Для дальнейшей оценки и более точной документации того, что все 21 из возможных радиационных пар доз (от нуля до 600 сГр) приводили к существенным различиям в уровнях процента клеток TR, к данным был применен тест множественного ранжирования Дункана. Результаты, показанные в Таблице 7, демонстрируют, что все 21 пар доз имели значимо различные проценты клеток TR (P < 005). Эти аналитические методы демонстрируют, что число циркулирующих эритроцитов, имеющих рецепторы трансферрина, может быть использовано как индекс ионизирующей радиации, абсорбированной на костном мозге.

Пример 5 – Взаимодействия между RBCp и TR клетками
Очевидно, что ответы (увеличения) RBCp и TR клеток в ответ на ионизирующую радиацию количественно и качественно схожи, если не существенно идентичны. Каждый параметр, конечно, имеет свою собственную математическую основу и числовой ранг значений. Не является неожиданным, как и хорошо известным, что RBCp является прямым потомком гематопоэтических стволовых клеток (“HSC”) и также непосредственным предшественником циркулирующих эритроцитов с TR клетками, представляющих собой специфический класс популяции красных кровяных клеток. Поскольку первичной целью радиационного поражения является HSC (смотрите Пример 6 ниже), эти факты ясно показывают, что протяженность мутагенных эффектов, влияющих на гематопоэтические стволовые клетки, может быть снижена либо степенью увеличения RBCp в костном мозге, либо усилением TR клеточности в крови.
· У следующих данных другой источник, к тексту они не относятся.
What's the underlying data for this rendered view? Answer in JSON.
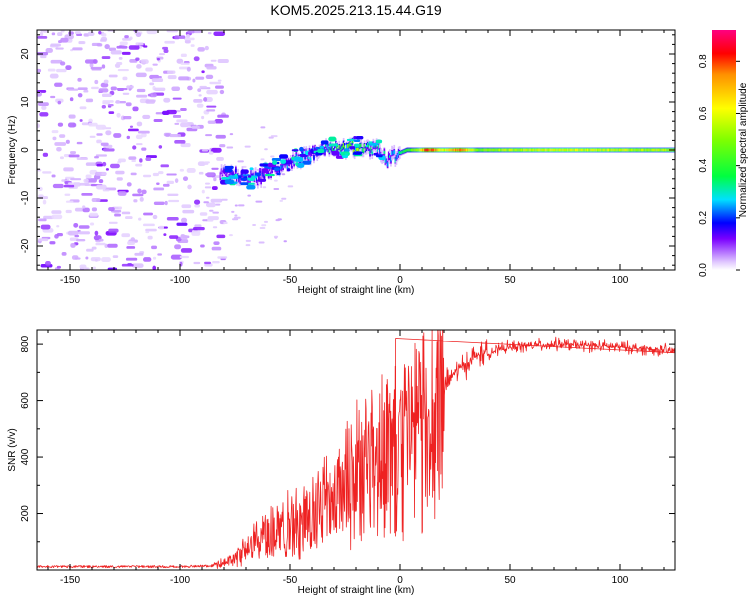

Таким образом, избыток либо предшественников красных кровяных клеток (костный мозг), либо TR клеток (кровь) может быть использован как проба или индекс мутагенного статуса HSC. Однако вследствие повсеместного присутствия циркулирующей крови, легкого получения проб, ее гомогенности и ничтожно малого объема, требуемого для анализа на проточном цитометре, проба на TR клеточность может оказаться идеальной для либо выживания индивидуумов, либо для массивного скрининга больших популяций. Также возможно, что, поскольку многие соединения и химические вещества классифицируют как “радиомиметические”, предлагаемый способ может быть адаптирован для использования в качестве шкалы для подсчета степени мутирования стволовых клеток, т.е. измерения мутагенных эффектов HSC, выраженных на радиометрической шкале.

Пример 6 – Полужизнь для восстановления мутаций гематопоэтических стволовых клеток.
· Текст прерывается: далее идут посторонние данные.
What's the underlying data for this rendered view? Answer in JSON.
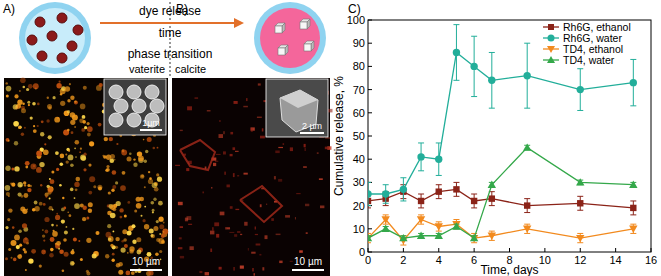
{
  "figure": {
    "panel_labels": [
      "A)",
      "B)",
      "C)"
    ],
    "schematic": {
      "arrow_top": "dye release",
      "arrow_bottom": "time",
      "transition": "phase transition",
      "left_phase": "vaterite",
      "right_phase": "calcite"
    },
    "micrographs": [
      {
        "inset_scale": "1µm",
        "scale": "10 µm"
      },
      {
        "inset_scale": "2 µm",
        "scale": "10 µm"
      }
    ]
  },
  "chart_data": {
    "type": "line",
    "x_label": "Time, days",
    "y_label": "Cumulative release, %",
    "x": [
      0,
      1,
      2,
      3,
      4,
      5,
      6,
      7,
      9,
      12,
      15
    ],
    "xlim": [
      0,
      16
    ],
    "xticks": [
      0,
      2,
      4,
      6,
      8,
      10,
      12,
      14,
      16
    ],
    "ylim": [
      0,
      100
    ],
    "yticks": [
      0,
      10,
      20,
      30,
      40,
      50,
      60,
      70,
      80,
      90,
      100
    ],
    "grid": false,
    "legend": "upper right",
    "series": [
      {
        "name": "Rh6G, ethanol",
        "color": "#8b2318",
        "marker": "square",
        "line_style": "solid",
        "values": [
          22,
          23,
          26,
          22,
          26,
          27,
          22,
          23,
          20,
          21,
          19
        ],
        "errors": [
          3,
          3,
          3,
          3,
          3,
          3,
          3,
          3,
          3,
          3,
          3
        ]
      },
      {
        "name": "Rh6G, water",
        "color": "#22ae9a",
        "marker": "circle",
        "line_style": "solid",
        "values": [
          25,
          25,
          27,
          41,
          40,
          86,
          80,
          74,
          76,
          70,
          73
        ],
        "errors": [
          5,
          4,
          5,
          6,
          7,
          12,
          13,
          12,
          14,
          9,
          10
        ]
      },
      {
        "name": "TD4, ethanol",
        "color": "#f28a1e",
        "marker": "triangle-down",
        "line_style": "solid",
        "values": [
          6,
          14,
          5,
          14,
          11,
          12,
          6,
          7,
          10,
          6,
          10
        ],
        "errors": [
          2,
          2,
          2,
          2,
          2,
          2,
          2,
          2,
          2,
          2,
          2
        ]
      },
      {
        "name": "TD4, water",
        "color": "#34a84a",
        "marker": "triangle-up",
        "line_style": "solid",
        "values": [
          6,
          10,
          6,
          7,
          7,
          11,
          6,
          29,
          45,
          30,
          29
        ],
        "errors": [
          1,
          1,
          1,
          1,
          1,
          1,
          1,
          1,
          1,
          1,
          1
        ]
      }
    ]
  }
}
Результаты анализа TR клеток, проведенного на 7, 21 и 30 недели после экспозиции на пяти иррадиированных 600 сГр крысах, представленные на Фигуре 5, выявили экспоненциальную кривую с уровнем редукции 1/2 повышенного числа TR клеток на 30 неделе. Индуцированные рентгеновскими лучами мутагенные изменения гематопоэтических стволовых клеток, таким образом, имеют полужизнь 30 недель, подсчитанную или выраженную путем понижающихся чисел (возвращение к базальным уровням) TR клеток на 10000 красных клеток в крови. Другие исследования показали сходные значения полужизни для восстановления повреждений, вызванных рентгеновской радиацией у гематопоэтических клеток костного мозга. У Gong (1969), раскрытие которого внесено здесь в ссылки, было установлено Т-1/2 29 недель для супрессированного нормобластического ответа (т. е. повышение выше нормального RBCp в общем скелете) после флеботомии животных, предварительно экспонированных рентгеновским лучам при 150 сГр и наблюдаемых в течение 60 недель. У Gong (1976), раскрытие которого внесено здесь в ссылки, 30 недель были отобраны для Т-1/2 для экспрессии более низкого, чем нормальное повышение RBCp у крыс, экспонированных 0,9 сГр рентгеновских лучей, и далее произведенного кровопускания и последовавших 10 недель.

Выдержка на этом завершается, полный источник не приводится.